書斎で書類に署名をする。いっぱいあるから、読むの大変だよ。ワイヤットが事前にチェックしてくれているけど、一応は読むよ。署名したら自分の責任になるからね。
「ペイシェンス、沢山の魔道具を作ったのだな」
父親も署名する前に書類を読んでいるから、何を作ったのか知っている。
「ええ、でも私はこんな物が有れば便利だと言っただけです。魔法陣はカエサル部長やベンジャミン様が考えて作られたのです」
本当に魔法陣を早く学ばないといけないな。他人任せだもの。
「だが、自転車や縫わない糊とやらは、魔道具ではないのだろう?」
「ええ、魔石は必要ありませんわ。ローレンス王国の魔石は高いですから、なるべく魔石を使わない道具を作りたいのです」
父親も署名が済んだので、これで書斎を出ても良いのだが、縁談について話しておかないといけない。だって、何も事情を知らなかったら、ラフォーレ公爵家からの縁談を父親が受けてしまうかもしれない。普通に考えたら玉の輿だからね。
「ええと、少し時間を宜しいでしょうか?」
こんな時、母親が生きていてくれたら相談しやすいのに。グッスン
「良いが、何かな?」
うん、とっても言い出し難い。意気地なしなので、先に社交界デビューの話からする。きっと王妃様の手紙で知っているだろう。そこから縁談の話に持っていく作戦だ。
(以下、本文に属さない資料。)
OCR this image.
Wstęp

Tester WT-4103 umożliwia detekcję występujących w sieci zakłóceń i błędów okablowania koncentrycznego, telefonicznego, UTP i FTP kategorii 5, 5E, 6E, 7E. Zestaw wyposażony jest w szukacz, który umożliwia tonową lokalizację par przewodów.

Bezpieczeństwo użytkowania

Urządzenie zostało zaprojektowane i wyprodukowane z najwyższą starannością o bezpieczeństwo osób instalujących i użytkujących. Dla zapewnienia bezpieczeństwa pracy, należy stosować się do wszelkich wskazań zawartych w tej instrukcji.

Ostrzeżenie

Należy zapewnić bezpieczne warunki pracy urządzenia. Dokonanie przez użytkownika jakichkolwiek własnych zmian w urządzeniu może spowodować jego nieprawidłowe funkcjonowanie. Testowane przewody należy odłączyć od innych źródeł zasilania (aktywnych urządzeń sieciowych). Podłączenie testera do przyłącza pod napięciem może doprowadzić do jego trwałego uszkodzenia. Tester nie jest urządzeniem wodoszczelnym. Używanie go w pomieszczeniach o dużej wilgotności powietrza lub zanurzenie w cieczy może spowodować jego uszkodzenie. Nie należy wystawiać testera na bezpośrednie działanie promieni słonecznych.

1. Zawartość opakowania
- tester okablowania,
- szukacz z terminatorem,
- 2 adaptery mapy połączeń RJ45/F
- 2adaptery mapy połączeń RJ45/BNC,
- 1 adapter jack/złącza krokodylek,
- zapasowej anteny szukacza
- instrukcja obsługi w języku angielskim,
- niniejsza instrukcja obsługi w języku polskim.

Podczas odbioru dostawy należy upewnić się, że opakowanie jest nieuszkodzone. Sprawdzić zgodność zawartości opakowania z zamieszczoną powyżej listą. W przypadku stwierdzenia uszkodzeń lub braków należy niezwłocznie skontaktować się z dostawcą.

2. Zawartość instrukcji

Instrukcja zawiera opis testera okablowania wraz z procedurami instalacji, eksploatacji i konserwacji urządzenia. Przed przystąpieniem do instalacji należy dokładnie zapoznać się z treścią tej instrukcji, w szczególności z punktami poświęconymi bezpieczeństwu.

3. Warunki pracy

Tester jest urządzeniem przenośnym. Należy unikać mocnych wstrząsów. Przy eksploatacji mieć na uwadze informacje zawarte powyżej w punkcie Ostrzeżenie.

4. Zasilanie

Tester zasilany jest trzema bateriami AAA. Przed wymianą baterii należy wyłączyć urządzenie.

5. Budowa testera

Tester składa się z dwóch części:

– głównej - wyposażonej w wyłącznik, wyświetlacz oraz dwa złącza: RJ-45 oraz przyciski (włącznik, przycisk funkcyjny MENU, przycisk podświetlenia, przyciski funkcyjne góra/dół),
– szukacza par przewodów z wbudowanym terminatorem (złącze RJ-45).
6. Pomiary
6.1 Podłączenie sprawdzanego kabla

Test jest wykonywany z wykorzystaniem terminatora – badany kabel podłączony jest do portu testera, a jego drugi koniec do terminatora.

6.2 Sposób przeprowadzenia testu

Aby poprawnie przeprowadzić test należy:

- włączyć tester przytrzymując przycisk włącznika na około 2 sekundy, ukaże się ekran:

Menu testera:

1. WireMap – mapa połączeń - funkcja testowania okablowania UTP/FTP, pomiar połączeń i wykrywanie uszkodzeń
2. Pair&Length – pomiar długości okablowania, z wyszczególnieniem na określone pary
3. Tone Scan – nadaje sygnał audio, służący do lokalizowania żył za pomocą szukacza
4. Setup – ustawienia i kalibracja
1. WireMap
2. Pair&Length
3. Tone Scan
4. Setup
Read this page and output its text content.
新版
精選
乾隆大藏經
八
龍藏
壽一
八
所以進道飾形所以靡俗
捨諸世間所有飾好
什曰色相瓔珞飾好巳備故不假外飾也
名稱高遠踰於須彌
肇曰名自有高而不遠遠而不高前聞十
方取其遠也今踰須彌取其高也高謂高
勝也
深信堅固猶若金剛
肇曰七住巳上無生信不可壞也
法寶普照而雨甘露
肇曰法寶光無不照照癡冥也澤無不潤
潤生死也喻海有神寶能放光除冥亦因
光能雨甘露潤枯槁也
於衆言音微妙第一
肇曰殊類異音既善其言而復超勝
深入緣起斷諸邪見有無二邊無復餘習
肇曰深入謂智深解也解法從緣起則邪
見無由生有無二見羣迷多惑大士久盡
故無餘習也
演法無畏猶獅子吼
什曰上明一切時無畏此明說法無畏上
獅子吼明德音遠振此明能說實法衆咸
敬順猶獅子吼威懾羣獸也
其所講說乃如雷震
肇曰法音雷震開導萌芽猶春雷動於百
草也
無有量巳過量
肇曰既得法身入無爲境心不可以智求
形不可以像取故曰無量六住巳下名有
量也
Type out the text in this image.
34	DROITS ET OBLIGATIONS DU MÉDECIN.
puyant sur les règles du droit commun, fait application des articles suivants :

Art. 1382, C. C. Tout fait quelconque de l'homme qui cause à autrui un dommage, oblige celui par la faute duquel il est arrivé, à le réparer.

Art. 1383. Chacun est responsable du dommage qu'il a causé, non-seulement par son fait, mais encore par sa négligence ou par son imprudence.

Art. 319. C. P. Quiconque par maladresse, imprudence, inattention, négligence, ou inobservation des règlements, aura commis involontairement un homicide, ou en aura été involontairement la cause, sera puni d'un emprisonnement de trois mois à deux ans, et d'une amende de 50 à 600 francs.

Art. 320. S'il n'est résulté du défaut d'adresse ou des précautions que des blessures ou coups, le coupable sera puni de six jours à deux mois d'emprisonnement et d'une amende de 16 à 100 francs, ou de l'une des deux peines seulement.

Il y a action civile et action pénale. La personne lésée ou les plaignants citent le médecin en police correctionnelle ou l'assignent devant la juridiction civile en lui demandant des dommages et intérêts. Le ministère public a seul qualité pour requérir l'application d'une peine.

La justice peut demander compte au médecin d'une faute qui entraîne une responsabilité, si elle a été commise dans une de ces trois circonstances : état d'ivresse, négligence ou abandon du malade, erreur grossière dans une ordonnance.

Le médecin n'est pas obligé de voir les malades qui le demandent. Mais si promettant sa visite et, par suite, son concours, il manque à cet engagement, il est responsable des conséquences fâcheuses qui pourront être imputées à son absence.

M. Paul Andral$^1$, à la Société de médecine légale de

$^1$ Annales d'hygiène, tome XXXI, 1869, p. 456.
「王妃様がマーガレット王女様を来年の秋に社交界デビューさせると仰いました。そして、私も一緒にデビューするようにと仰られたのです」
うん、父親は手紙で知っていたみたいだ。頷いて先を促される。
「実は……音楽クラブの部長のアルバート・ラフォーレ様との縁談があるかもしれません。父親のラフォーレ公爵が私の音楽の才能を気に入られたからです。それと、パーシバル様から外交官のパートナーになって欲しいと言われました。モンテラシードの伯母様に縁談を進めてくれる様に頼むそうです」
父親は驚いている様だ。そして、かなり考えてから口を開いた。
「ペイシェンスはどうしたいのだ?」
えっ、私が選んで良いの? 勝手にアルバートと婚約させられるのは嫌だったけど、断って良いのか分からないよ。
「音楽は好きですが、それだけに縛られるのは……。パーシバル様はとても容姿が優れておられるので、横に並ぶ勇気が出ません」
真剣に答えたのに父親に笑われた。酷いよ!
「まだ、ペイシェンスに縁談は早いな」
それより、ラフォーレ公爵家からの縁談を断れるのか? 断って良いのか? それが問題なんだよ。
「パーシバル様はラフォーレ公爵家の縁談の盾になって良いと言われたのです。ロマノ大学に行って、何をしたいか考える選択肢の一つに外交官の妻も加えて欲しいと言われました」
パーシバルの言葉を聞いて、父親は頷いた。ロマノ大学に行ってから進路を考えたら良いと言っていた路線に沿っているからだ。
「パーシバルの事が好きなのか?」
そんな事を聞かれても困るよ。嫌いじゃないし、好きだけど……結婚したいかは分からない。ある意味でアルバートと同じなんだよね。音楽好きの変人だけど、嫌いじゃない。でも、結婚したいかと聞かれたら、違う。うん、半歩パーシバルがリードかな? こんな事、パーシバルに憧れている女学生達に聞かれたら、何様なんだって罵倒されるよ。そこがネックなんだよね。